Elbow joint. a. Humerus. b. Ulna. c. Radius.

Fig. 12. Elbow-joint. a. Humerus. b. Ulna. c. Radius.

Such is the assemblage of apparatus comprised in the joints. The most perfect machine which man has ever been able to construct bears no comparison to the admirable mechanism of which we have just endeavoured to give a general idea, in the precision, delicacy, and variety of their organs or of their movements. Even in their most complicated parts, machines invented by man offer nothing but a simple mathematical precision, impossible to mistake, because all the surfaces are conceived and traced out geometrically. In the joints, on the contrary, all the lines and surfaces are vague and uncertain; and when we examine an articular extremity, the inferior extremity of the humerus for example, we shall at first be tempted to believe that the unsymmetncal projections and depressions, the incomplete grooves, and the undefinable irregularity of the whole, belong to a work spoiled or modelled at hazard by a confused mind; but on seeing the action of the elbow-joint when laid open by the anatomist, we discover that it is to this very irregularity of the bony extremities, to the multiplicity of detail, to the absence of symmetry, and to the more or less limited extent of their articulating surfaces, that the variety of movement is due, and we cannot sufficiently admire this assemblage, so complex, but yet so justly calculated to give to the movements of the fore-arm the greatest precision, strength, and rapidity, and to combine these movements with those of the arm and the hand.
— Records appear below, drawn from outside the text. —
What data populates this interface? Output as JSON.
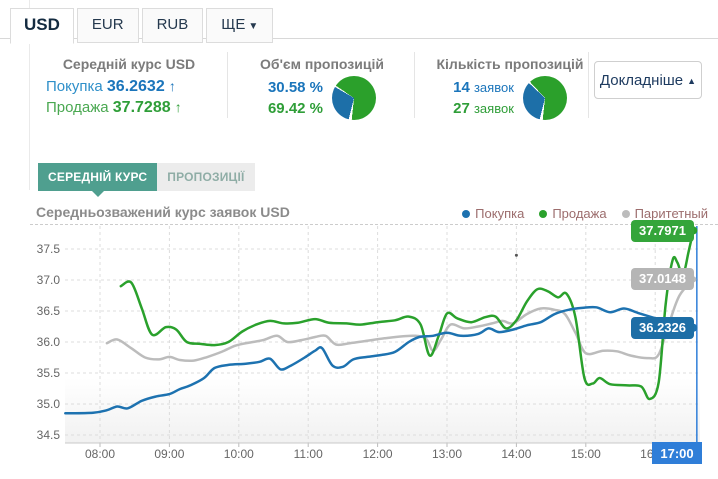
{
  "colors": {
    "buy_text": "#1b75bb",
    "sell_text": "#2f9e38",
    "buy_pie": "#1d6fa8",
    "sell_pie": "#2ba02b",
    "active_subtab": "#4f9f8f",
    "crosshair": "#2f7ed8"
  },
  "tabs": [
    {
      "label": "USD"
    },
    {
      "label": "EUR"
    },
    {
      "label": "RUB"
    },
    {
      "label": "ЩЕ",
      "caret": "▼"
    }
  ],
  "summary": {
    "rate": {
      "title": "Середній курс USD",
      "buy_label": "Покупка",
      "buy_value": "36.2632",
      "buy_arrow": "↑",
      "sell_label": "Продажа",
      "sell_value": "37.7288",
      "sell_arrow": "↑"
    },
    "volume": {
      "title": "Об'єм пропозицій",
      "buy_pct": "30.58 %",
      "sell_pct": "69.42 %",
      "buy_share": 30.58
    },
    "count": {
      "title": "Кількість пропозицій",
      "buy_count": "14",
      "buy_unit": "заявок",
      "sell_count": "27",
      "sell_unit": "заявок",
      "buy_share": 34.15
    },
    "details_button": "Докладніше",
    "details_caret": "▲"
  },
  "subtabs": {
    "active": "СЕРЕДНІЙ КУРС",
    "inactive": "ПРОПОЗИЦІЇ"
  },
  "chart_data": {
    "type": "line",
    "title": "Середньозважений курс заявок USD",
    "xlabel": "",
    "ylabel": "",
    "ylim": [
      34.35,
      37.85
    ],
    "grid": "dashed",
    "legend_position": "top-right",
    "x_ticks": [
      "08:00",
      "09:00",
      "10:00",
      "11:00",
      "12:00",
      "13:00",
      "14:00",
      "15:00",
      "16:00"
    ],
    "y_ticks": [
      {
        "v": 34.5,
        "label": "34.5"
      },
      {
        "v": 35.0,
        "label": "35.0"
      },
      {
        "v": 35.5,
        "label": "35.5"
      },
      {
        "v": 36.0,
        "label": "36.0"
      },
      {
        "v": 36.5,
        "label": "36.5"
      },
      {
        "v": 37.0,
        "label": "37.0"
      },
      {
        "v": 37.5,
        "label": "37.5"
      }
    ],
    "crosshair": {
      "x": 16.6,
      "label": "17:00"
    },
    "marker_dot": {
      "x": 14.0,
      "v": 37.4
    },
    "series": [
      {
        "name": "Покупка",
        "color": "#1d72b0",
        "badge_color": "#1d6ea6",
        "end_label": "36.2326",
        "points": [
          [
            7.5,
            34.85
          ],
          [
            7.9,
            34.86
          ],
          [
            8.1,
            34.9
          ],
          [
            8.25,
            34.96
          ],
          [
            8.4,
            34.93
          ],
          [
            8.6,
            35.05
          ],
          [
            8.8,
            35.12
          ],
          [
            9.0,
            35.16
          ],
          [
            9.15,
            35.24
          ],
          [
            9.3,
            35.3
          ],
          [
            9.5,
            35.42
          ],
          [
            9.65,
            35.58
          ],
          [
            9.85,
            35.63
          ],
          [
            10.1,
            35.65
          ],
          [
            10.3,
            35.68
          ],
          [
            10.45,
            35.73
          ],
          [
            10.6,
            35.56
          ],
          [
            10.75,
            35.62
          ],
          [
            10.95,
            35.75
          ],
          [
            11.1,
            35.86
          ],
          [
            11.2,
            35.9
          ],
          [
            11.35,
            35.62
          ],
          [
            11.5,
            35.6
          ],
          [
            11.65,
            35.72
          ],
          [
            11.85,
            35.76
          ],
          [
            12.05,
            35.79
          ],
          [
            12.25,
            35.84
          ],
          [
            12.45,
            36.0
          ],
          [
            12.6,
            36.08
          ],
          [
            12.8,
            36.1
          ],
          [
            13.0,
            36.15
          ],
          [
            13.2,
            36.1
          ],
          [
            13.45,
            36.13
          ],
          [
            13.6,
            36.22
          ],
          [
            13.75,
            36.16
          ],
          [
            13.95,
            36.2
          ],
          [
            14.15,
            36.27
          ],
          [
            14.35,
            36.32
          ],
          [
            14.55,
            36.45
          ],
          [
            14.75,
            36.52
          ],
          [
            14.95,
            36.55
          ],
          [
            15.15,
            36.56
          ],
          [
            15.35,
            36.48
          ],
          [
            15.55,
            36.54
          ],
          [
            15.75,
            36.47
          ],
          [
            15.95,
            36.4
          ],
          [
            16.15,
            36.33
          ],
          [
            16.35,
            36.2
          ],
          [
            16.55,
            36.23
          ]
        ]
      },
      {
        "name": "Продажа",
        "color": "#2aa12c",
        "badge_color": "#34a53a",
        "end_label": "37.7971",
        "points": [
          [
            8.3,
            36.9
          ],
          [
            8.45,
            36.96
          ],
          [
            8.6,
            36.55
          ],
          [
            8.75,
            36.12
          ],
          [
            8.95,
            36.24
          ],
          [
            9.1,
            36.2
          ],
          [
            9.25,
            36.0
          ],
          [
            9.45,
            35.97
          ],
          [
            9.65,
            35.95
          ],
          [
            9.85,
            36.0
          ],
          [
            10.05,
            36.17
          ],
          [
            10.25,
            36.28
          ],
          [
            10.45,
            36.34
          ],
          [
            10.65,
            36.3
          ],
          [
            10.85,
            36.31
          ],
          [
            11.1,
            36.37
          ],
          [
            11.3,
            36.31
          ],
          [
            11.55,
            36.3
          ],
          [
            11.75,
            36.28
          ],
          [
            12.0,
            36.32
          ],
          [
            12.25,
            36.35
          ],
          [
            12.45,
            36.41
          ],
          [
            12.62,
            36.28
          ],
          [
            12.75,
            35.78
          ],
          [
            12.88,
            36.1
          ],
          [
            13.0,
            36.46
          ],
          [
            13.15,
            36.38
          ],
          [
            13.35,
            36.32
          ],
          [
            13.55,
            36.4
          ],
          [
            13.7,
            36.41
          ],
          [
            13.85,
            36.22
          ],
          [
            14.0,
            36.35
          ],
          [
            14.15,
            36.65
          ],
          [
            14.3,
            36.85
          ],
          [
            14.45,
            36.82
          ],
          [
            14.6,
            36.72
          ],
          [
            14.72,
            36.78
          ],
          [
            14.85,
            36.4
          ],
          [
            14.98,
            35.42
          ],
          [
            15.1,
            35.33
          ],
          [
            15.2,
            35.42
          ],
          [
            15.35,
            35.32
          ],
          [
            15.6,
            35.3
          ],
          [
            15.8,
            35.28
          ],
          [
            15.92,
            35.08
          ],
          [
            16.05,
            35.35
          ],
          [
            16.15,
            36.6
          ],
          [
            16.25,
            37.32
          ],
          [
            16.32,
            37.28
          ],
          [
            16.4,
            37.08
          ],
          [
            16.48,
            37.45
          ],
          [
            16.55,
            37.8
          ]
        ]
      },
      {
        "name": "Паритетный",
        "color": "#bcbcbc",
        "badge_color": "#b5b5b5",
        "end_label": "37.0148",
        "points": [
          [
            8.1,
            35.98
          ],
          [
            8.25,
            36.04
          ],
          [
            8.45,
            35.9
          ],
          [
            8.65,
            35.75
          ],
          [
            8.85,
            35.72
          ],
          [
            9.0,
            35.76
          ],
          [
            9.15,
            35.71
          ],
          [
            9.35,
            35.7
          ],
          [
            9.55,
            35.76
          ],
          [
            9.75,
            35.84
          ],
          [
            9.95,
            35.94
          ],
          [
            10.15,
            35.99
          ],
          [
            10.35,
            36.03
          ],
          [
            10.55,
            36.1
          ],
          [
            10.7,
            36.0
          ],
          [
            10.9,
            36.03
          ],
          [
            11.1,
            36.08
          ],
          [
            11.25,
            36.1
          ],
          [
            11.4,
            35.96
          ],
          [
            11.6,
            35.98
          ],
          [
            11.85,
            36.02
          ],
          [
            12.1,
            36.06
          ],
          [
            12.35,
            36.09
          ],
          [
            12.55,
            36.1
          ],
          [
            12.7,
            36.05
          ],
          [
            12.8,
            35.86
          ],
          [
            12.92,
            36.05
          ],
          [
            13.05,
            36.28
          ],
          [
            13.25,
            36.22
          ],
          [
            13.45,
            36.25
          ],
          [
            13.65,
            36.3
          ],
          [
            13.8,
            36.34
          ],
          [
            13.95,
            36.3
          ],
          [
            14.15,
            36.45
          ],
          [
            14.35,
            36.54
          ],
          [
            14.55,
            36.52
          ],
          [
            14.7,
            36.45
          ],
          [
            14.85,
            36.15
          ],
          [
            15.0,
            35.82
          ],
          [
            15.25,
            35.86
          ],
          [
            15.45,
            35.85
          ],
          [
            15.65,
            35.78
          ],
          [
            15.9,
            35.74
          ],
          [
            16.05,
            35.8
          ],
          [
            16.2,
            36.3
          ],
          [
            16.35,
            36.75
          ],
          [
            16.55,
            37.01
          ]
        ]
      }
    ]
  }
}
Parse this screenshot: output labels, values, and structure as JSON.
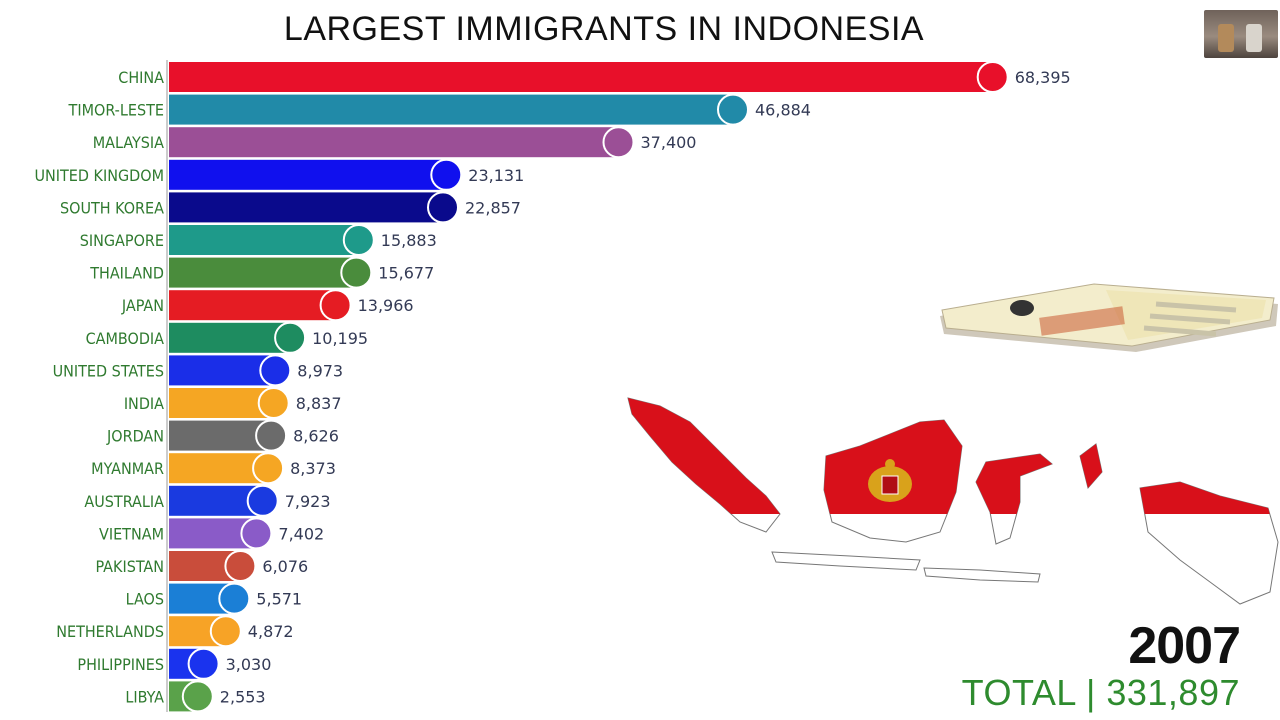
{
  "title": "LARGEST IMMIGRANTS IN INDONESIA",
  "year": "2007",
  "total_text": "TOTAL | 331,897",
  "chart_data": {
    "type": "bar",
    "orientation": "horizontal",
    "title": "LARGEST IMMIGRANTS IN INDONESIA",
    "xlim": [
      0,
      82000
    ],
    "categories": [
      "CHINA",
      "TIMOR-LESTE",
      "MALAYSIA",
      "UNITED KINGDOM",
      "SOUTH KOREA",
      "SINGAPORE",
      "THAILAND",
      "JAPAN",
      "CAMBODIA",
      "UNITED STATES",
      "INDIA",
      "JORDAN",
      "MYANMAR",
      "AUSTRALIA",
      "VIETNAM",
      "PAKISTAN",
      "LAOS",
      "NETHERLANDS",
      "PHILIPPINES",
      "LIBYA"
    ],
    "values": [
      68395,
      46884,
      37400,
      23131,
      22857,
      15883,
      15677,
      13966,
      10195,
      8973,
      8837,
      8626,
      8373,
      7923,
      7402,
      6076,
      5571,
      4872,
      3030,
      2553
    ],
    "value_labels": [
      "68,395",
      "46,884",
      "37,400",
      "23,131",
      "22,857",
      "15,883",
      "15,677",
      "13,966",
      "10,195",
      "8,973",
      "8,837",
      "8,626",
      "8,373",
      "7,923",
      "7,402",
      "6,076",
      "5,571",
      "4,872",
      "3,030",
      "2,553"
    ],
    "colors": [
      "#e8102a",
      "#218aa8",
      "#9b4f96",
      "#1010ee",
      "#0a0a8c",
      "#1e9a8a",
      "#4a8c3c",
      "#e51c23",
      "#1e8c60",
      "#1a2ee8",
      "#f5a623",
      "#6b6b6b",
      "#f5a623",
      "#1a3ae0",
      "#8a5bc8",
      "#c94d3b",
      "#1b7fd6",
      "#f7a326",
      "#1a33ee",
      "#5aa24a"
    ]
  },
  "colors": {
    "label_green": "#2f7a2f",
    "value_text": "#333a55",
    "map_red": "#d8101a",
    "total_green": "#2e8b2e"
  },
  "icons": [
    "country-flag-icon",
    "passport-icon",
    "garuda-emblem-icon"
  ]
}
And if we pass from the most mobile of these joints to those not at all or only slightly movable, the perfect coaptation of their surfaces, their powerful methods of union, the unity of movement of the bones, whether they take part in the motion or serve only as fulcrums, all seem to be as simple as possible in function, although the whole as well as the details presents the most delicate application of the laws of mechanics and statics. We may add that here as well as everywhere in the study of the works of nature, we see the organs develop themselves from the embryonic state to that of perfection, under the influence and in the exercise of their functions. But leaving out the inimitable results produced by life in natural creations, and considering them as inorganic bodies, the mechanism of the joints leaves far behind all the most ingenious productions of art or science.

The distance appears to us greater still when, instead of a combination of surfaces and the method of their union, we study the action of the muscles and the transformations which are incessantly taking place in the organs of digestion and respiration. In unveiling a part of these mysteries to man, the progress of science only increases his admiration. What would it be if life, that force of which he is conscious, and which he shares with all organized beings, should cease to be to him an impenetrable secret!

Biceps muscle of the arm.

Fig. 13. Biceps muscle of the arm.

A. Body of the muscle. B. B. Superior tendons. C Inferior tendons.